When that failed, the Burton tried backing out - but ice and waves pushed it perpendicular to the piers. Ring called for two tugs to help him break free, but they couldn’t make it through the ice.

“It was a very, very serious situation,” Coast Guard Lt. Cmdr. Douglas Lundberg, captain of the buoy tender Mesquite, later told the News Tribune.

Eventually Ring was able to work his ship free, following a path along the Park Point shore and back out to open water.
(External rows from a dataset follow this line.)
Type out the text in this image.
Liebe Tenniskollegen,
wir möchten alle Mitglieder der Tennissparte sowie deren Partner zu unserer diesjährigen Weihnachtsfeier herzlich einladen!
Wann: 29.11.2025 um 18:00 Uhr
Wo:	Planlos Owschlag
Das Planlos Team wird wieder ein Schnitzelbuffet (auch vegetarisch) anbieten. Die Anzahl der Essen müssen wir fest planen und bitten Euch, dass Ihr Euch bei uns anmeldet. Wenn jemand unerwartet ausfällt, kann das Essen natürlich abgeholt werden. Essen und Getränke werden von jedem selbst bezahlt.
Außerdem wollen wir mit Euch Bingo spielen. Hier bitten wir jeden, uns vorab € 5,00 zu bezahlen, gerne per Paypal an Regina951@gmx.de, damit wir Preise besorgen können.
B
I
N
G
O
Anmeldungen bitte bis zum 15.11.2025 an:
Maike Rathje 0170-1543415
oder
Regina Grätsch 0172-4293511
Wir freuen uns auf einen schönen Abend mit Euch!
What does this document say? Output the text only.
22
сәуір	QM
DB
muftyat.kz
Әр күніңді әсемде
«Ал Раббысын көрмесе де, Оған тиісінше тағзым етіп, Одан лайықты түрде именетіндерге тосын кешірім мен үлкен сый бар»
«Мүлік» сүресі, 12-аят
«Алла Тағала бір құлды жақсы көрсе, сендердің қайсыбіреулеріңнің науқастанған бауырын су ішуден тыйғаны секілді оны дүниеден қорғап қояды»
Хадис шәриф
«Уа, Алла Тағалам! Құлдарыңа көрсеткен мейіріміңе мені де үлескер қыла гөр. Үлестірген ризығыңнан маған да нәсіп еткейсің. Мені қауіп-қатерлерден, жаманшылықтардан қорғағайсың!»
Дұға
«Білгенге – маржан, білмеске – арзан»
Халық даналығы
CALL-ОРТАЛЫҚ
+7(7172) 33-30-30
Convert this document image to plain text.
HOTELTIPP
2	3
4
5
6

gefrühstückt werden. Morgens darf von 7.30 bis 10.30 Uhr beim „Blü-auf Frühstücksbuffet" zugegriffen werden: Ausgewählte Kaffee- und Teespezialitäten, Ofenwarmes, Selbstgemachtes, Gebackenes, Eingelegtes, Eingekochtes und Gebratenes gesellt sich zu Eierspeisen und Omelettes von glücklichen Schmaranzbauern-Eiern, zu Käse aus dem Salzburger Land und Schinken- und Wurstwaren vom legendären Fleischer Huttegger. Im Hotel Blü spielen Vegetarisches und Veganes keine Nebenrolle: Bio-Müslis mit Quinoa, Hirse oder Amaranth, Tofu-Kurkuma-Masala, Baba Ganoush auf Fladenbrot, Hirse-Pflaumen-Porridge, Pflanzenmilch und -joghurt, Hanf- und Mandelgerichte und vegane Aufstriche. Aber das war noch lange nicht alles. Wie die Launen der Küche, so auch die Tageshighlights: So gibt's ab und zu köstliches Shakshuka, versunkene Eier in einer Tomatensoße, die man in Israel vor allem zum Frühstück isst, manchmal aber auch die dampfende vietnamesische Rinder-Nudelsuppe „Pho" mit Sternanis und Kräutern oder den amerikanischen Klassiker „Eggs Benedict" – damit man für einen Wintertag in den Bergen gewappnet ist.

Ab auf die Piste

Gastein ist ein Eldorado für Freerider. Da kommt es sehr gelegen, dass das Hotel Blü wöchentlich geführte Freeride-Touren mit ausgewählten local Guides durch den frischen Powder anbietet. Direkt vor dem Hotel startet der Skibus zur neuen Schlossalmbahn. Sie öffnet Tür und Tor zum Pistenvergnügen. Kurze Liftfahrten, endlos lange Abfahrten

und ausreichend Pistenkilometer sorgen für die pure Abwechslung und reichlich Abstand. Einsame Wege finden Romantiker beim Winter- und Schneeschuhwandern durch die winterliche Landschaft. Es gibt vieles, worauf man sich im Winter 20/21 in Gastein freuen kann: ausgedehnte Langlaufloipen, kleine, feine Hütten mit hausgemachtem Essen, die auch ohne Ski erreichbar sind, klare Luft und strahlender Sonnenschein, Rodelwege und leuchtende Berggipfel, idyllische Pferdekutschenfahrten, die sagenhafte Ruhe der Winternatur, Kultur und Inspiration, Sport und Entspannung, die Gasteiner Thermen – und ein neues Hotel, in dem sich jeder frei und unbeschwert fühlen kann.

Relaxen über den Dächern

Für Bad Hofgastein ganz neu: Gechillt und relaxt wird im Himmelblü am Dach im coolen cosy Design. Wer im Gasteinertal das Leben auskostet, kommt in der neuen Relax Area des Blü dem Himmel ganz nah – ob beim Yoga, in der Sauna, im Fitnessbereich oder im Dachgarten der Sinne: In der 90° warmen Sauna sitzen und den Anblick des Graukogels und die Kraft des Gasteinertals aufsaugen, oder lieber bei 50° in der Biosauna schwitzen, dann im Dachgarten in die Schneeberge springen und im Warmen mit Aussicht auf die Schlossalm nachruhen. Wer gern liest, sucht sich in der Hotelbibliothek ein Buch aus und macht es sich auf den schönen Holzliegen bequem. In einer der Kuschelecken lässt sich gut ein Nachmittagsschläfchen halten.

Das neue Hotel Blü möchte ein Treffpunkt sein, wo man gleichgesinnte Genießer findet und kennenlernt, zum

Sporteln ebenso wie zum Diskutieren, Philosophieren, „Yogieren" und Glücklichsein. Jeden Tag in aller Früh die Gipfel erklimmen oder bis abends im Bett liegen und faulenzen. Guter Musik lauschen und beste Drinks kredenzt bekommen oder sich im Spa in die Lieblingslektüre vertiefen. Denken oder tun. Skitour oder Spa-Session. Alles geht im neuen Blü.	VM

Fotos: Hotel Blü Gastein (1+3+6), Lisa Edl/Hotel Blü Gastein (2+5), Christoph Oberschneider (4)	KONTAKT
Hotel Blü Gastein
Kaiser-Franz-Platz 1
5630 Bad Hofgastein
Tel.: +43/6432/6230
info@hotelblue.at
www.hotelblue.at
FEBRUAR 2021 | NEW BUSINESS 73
“Oh, yes, we’ve had conditions like this before,” a jokingly nonchalant Ring told the Herald the next day in a ship-to-shore phone call.

Ship history

The freighter was built in Lorain, Ohio, and launched in 1953 as the Ernest T. Weir, honoring the founder of the ship’s owner, National Steel Corp. According to a history of the vessel on the website boatnerd.com, the Weir sailed to Superior to pick up a load of iron ore on its maiden voyage.

The ship was on Lake Superior in the same storm that sank the Edmund Fitzgerald on Nov. 10, 1975, the boatnerd.com history reported. In 1978, the Weir was acquired by Oglebay Norton to serve as the flagship of its Columbia Transportation fleet, replacing the Fitzgerald.

The Weir eventually was renamed the Courtney Burton to honor a longtime chairman of Oglebay Norton who also was the grandson of company co-founder Earl Oglebay.

In 2006, Oglebay Norton sold the Burton and five other freighters to the American Steamship Co., and it was renamed the American Fortitude. It sailed for a few seasons longer until it went into layup in Toledo, Ohio, in late 2008, the Port Colborne (Ontario) Leader reported.

In December, the ship left Toledo under tow and passed through the Welland Canal from Lake Erie to Lake Ontario. It spent the winter docked in Oswego, N.Y.

Zelko Kirincich, executive director of the Port of Oswego Authority, told the Syracuse Post-Standard earlier this year that the American Fortitude had been sold to a Texas holding company to either be sold overseas, or scrapped.

On May 11, the ship left Oswego under tow. On May 14, it arrived at the International Marine Salvage scrapyard in Port Colborne to be dismantled.